I knew this was stressful, so I decided to sleep on the couch in the same room so that she wouldn’t feel alone. She had always slept with a pack of dogs and this was very different. She panted very heavily but finally fell asleep around midnight. On three different occasions she let out a lonely howl and I knew she was crying in her sleep. She missed her pack and her home and it broke my heart. She hasn’t done that again since that first night, but it was hard to hear and it was another reminder of all that this sweet dog had endured in her life.
Over the next few days we noticed she became much more guarded and nervous when the sun went down. She wasn’t comfortable going outside unless one of us went with her. She seemed to be afraid of the dark, or that she was going to be left outside in the dark. I slept on the couch with a dimmed light for the next two weeks until I felt she was ready to be left alone downstairs. She was restless and would come up to me multiple times in the night and breathe in my face. It seemed like she was checking to see that I was still there, so I would give her a pat on the head and she would go lie back down and go to sleep. She took over Maisie’s crate on her second day so we got her a crate with a new bed and she loved it. She would snuggle right in and spent almost all of her time in there. Even though she was restless at night, she slept soundly during the day and for those first few days we fondly nicknamed the crate her turtle shell. She would lay with her head and front feet sticking out, but when she got nervous she would pull everything in and move closer to the back.Getting her to come out of her crate was tricky. She was very cautious and it would take several tries to get her to come out willingly to eat or go outside. She wouldn’t bark or go to the door when she needed to go out, she would just leave her crate and stare at the opening leading to the next room. There is a narrow hallway that led from the family room to the kitchen and back door but Annie was very spooked by it, she preferred to go around the perimeter of the house. This involved going through the living room and entry way, into the dining room and finally through the kitchen to get to the back door. If I didn’t catch her cue right away or wasn’t in the room with her, she would end up peeing in the entry way near the stairs. She would be hidden from view of all rooms and she preferred this to going all the way through and approaching the back door. I didn’t really care, it was easy enough to clean up, it was just that she was so timid about leaving her crate on her own.

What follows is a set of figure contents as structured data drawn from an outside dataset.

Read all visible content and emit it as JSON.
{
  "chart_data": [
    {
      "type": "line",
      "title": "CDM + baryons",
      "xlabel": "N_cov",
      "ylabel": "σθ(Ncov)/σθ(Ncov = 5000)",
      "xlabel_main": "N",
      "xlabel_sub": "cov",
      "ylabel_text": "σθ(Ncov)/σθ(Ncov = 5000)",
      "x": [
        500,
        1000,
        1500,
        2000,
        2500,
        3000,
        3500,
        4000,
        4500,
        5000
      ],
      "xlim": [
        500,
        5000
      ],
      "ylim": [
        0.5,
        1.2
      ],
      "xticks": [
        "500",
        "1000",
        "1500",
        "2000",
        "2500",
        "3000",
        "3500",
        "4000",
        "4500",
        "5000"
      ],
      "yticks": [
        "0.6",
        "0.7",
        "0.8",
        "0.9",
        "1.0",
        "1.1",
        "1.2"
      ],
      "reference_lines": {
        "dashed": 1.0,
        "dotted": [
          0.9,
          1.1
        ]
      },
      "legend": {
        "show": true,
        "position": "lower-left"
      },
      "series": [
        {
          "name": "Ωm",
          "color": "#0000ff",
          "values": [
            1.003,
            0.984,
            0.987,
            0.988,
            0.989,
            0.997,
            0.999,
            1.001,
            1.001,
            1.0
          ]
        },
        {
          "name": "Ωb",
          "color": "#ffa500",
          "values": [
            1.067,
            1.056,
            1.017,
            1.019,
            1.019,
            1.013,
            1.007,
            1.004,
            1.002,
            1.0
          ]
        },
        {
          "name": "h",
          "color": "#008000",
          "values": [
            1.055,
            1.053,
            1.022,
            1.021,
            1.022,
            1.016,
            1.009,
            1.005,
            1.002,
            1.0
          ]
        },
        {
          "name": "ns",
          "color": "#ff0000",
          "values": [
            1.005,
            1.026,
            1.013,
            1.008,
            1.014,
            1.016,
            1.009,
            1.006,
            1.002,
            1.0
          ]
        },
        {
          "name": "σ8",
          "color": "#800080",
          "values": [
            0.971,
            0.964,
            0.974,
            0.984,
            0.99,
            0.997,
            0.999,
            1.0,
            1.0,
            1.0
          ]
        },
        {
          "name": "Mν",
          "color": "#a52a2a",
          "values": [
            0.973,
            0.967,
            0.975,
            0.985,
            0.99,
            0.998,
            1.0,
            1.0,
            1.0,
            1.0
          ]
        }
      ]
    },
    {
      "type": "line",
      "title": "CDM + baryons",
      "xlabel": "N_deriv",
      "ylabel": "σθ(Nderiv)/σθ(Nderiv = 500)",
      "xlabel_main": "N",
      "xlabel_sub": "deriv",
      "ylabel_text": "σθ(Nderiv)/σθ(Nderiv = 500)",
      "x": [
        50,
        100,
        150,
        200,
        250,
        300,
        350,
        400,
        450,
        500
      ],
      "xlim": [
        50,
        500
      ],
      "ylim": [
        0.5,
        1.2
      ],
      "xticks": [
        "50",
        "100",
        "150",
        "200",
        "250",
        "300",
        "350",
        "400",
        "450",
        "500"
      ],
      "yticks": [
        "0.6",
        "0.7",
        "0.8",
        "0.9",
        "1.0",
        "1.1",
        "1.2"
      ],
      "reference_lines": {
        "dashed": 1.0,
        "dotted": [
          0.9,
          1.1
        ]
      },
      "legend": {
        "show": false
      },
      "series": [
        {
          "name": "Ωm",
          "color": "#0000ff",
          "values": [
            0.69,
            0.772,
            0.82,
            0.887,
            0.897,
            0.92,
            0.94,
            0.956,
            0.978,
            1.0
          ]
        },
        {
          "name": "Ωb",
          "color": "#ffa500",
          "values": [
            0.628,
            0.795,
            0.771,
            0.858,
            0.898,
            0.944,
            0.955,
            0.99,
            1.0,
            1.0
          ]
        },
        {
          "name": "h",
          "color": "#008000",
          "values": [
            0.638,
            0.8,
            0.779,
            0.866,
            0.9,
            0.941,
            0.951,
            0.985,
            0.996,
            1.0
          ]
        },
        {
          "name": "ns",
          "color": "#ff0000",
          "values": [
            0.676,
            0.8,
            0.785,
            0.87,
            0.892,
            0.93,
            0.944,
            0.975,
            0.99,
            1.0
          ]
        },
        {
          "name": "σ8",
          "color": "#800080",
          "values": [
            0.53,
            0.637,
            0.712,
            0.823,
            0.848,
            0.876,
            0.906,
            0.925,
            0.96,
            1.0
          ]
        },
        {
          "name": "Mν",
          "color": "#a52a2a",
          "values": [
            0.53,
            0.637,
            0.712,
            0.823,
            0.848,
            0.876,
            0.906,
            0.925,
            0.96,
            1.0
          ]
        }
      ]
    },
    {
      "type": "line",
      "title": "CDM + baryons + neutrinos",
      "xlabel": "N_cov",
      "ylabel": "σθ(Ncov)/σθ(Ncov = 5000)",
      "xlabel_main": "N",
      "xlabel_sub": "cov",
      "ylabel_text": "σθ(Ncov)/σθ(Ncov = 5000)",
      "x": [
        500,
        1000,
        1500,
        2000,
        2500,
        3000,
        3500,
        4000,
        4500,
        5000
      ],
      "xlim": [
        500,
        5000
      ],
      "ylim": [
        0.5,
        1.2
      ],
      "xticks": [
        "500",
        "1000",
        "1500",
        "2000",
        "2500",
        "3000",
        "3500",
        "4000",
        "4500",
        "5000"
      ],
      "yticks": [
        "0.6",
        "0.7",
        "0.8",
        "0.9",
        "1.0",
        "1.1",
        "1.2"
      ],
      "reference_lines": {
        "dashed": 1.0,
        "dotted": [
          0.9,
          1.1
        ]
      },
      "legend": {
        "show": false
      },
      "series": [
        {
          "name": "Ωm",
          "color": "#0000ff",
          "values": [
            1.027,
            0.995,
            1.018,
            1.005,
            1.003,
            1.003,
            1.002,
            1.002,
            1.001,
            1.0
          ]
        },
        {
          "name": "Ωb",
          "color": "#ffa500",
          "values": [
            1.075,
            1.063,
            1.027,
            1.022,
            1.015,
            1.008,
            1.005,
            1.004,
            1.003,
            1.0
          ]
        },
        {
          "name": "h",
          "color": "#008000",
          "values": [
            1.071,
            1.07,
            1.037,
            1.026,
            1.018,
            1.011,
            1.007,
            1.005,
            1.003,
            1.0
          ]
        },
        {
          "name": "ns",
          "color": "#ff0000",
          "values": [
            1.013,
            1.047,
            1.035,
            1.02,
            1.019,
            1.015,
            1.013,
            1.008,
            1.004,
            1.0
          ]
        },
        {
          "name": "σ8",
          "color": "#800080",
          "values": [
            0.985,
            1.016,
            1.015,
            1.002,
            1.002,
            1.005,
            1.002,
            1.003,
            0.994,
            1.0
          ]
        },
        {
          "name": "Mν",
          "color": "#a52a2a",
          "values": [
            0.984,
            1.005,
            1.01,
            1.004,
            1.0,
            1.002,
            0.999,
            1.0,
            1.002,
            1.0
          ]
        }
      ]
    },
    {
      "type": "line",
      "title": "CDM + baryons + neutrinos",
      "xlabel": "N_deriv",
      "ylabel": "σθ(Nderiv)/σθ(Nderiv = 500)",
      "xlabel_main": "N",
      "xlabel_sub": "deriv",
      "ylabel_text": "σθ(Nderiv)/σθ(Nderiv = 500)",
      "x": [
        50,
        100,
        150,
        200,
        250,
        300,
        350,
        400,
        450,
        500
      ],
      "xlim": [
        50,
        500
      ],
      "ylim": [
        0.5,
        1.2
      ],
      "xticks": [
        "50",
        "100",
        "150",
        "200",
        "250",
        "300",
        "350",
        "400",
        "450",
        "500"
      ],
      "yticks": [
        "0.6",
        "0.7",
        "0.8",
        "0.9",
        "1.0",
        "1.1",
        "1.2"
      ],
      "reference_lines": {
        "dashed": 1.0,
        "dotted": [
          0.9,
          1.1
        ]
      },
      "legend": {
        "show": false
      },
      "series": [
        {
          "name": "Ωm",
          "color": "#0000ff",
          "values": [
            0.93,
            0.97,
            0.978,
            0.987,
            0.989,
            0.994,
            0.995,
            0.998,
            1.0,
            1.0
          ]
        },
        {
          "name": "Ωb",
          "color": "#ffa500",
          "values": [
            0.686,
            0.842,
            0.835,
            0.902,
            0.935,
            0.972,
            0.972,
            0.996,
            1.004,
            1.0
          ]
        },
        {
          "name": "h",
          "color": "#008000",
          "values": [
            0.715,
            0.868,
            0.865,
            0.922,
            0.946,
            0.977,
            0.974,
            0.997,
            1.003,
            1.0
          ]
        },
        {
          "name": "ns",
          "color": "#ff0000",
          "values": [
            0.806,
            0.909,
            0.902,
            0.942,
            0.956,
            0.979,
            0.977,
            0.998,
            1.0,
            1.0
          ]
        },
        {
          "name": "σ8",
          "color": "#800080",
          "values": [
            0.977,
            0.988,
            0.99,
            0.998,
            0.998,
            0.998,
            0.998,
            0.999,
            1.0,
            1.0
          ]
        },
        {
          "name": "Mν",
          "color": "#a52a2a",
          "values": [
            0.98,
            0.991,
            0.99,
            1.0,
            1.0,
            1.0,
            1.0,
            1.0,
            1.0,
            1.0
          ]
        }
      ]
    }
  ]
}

We would walk her all the way around every time she needed to go out and every time we fed her. I thought it was a good exercise for her to have to leave her crate to do these two things, if I brought her food to her I was concerned that she would never fully be comfortable in the other rooms of the house. We have always fed our dogs in the kitchen so we continued that with her as well.
After about a week, she would get out of her crate and lay on the floor for a bit. If I was in the kitchen occasionally I would catch her watching me through the hallway but as soon as our eyes met she would quickly get up and go back into her turtle shell. If I was in the same room with her watching TV, sometimes she would come out and approach me for a little attention and then either lie on the floor or go back into her crate. After a couple of weeks of this, I really began to doubt that she would ever bond with us. I remember having this conversation with my husband and we both agreed that although we would be disappointed if she always kept her distance we were committed to giving her as much love and attention that she was willing to receive and we vowed to make her as comfortable as possible. There would be one rule for her and that would be that Annie gets whatever Annie wants.
4 thoughts on “2. Annie comes home”
I am in tears….I am so thankful for you and your family…
Thank you! She’s a joy for us.
Puppy mill survivors need so much time and space. Its staggering how much patience it needs for a dog who basically does not know how to be a dog.
LikeLiked by 1 person
It’s heart wrenching. Human bonding is everything for them and when they don’t get it from the start it effects all of their behaviors.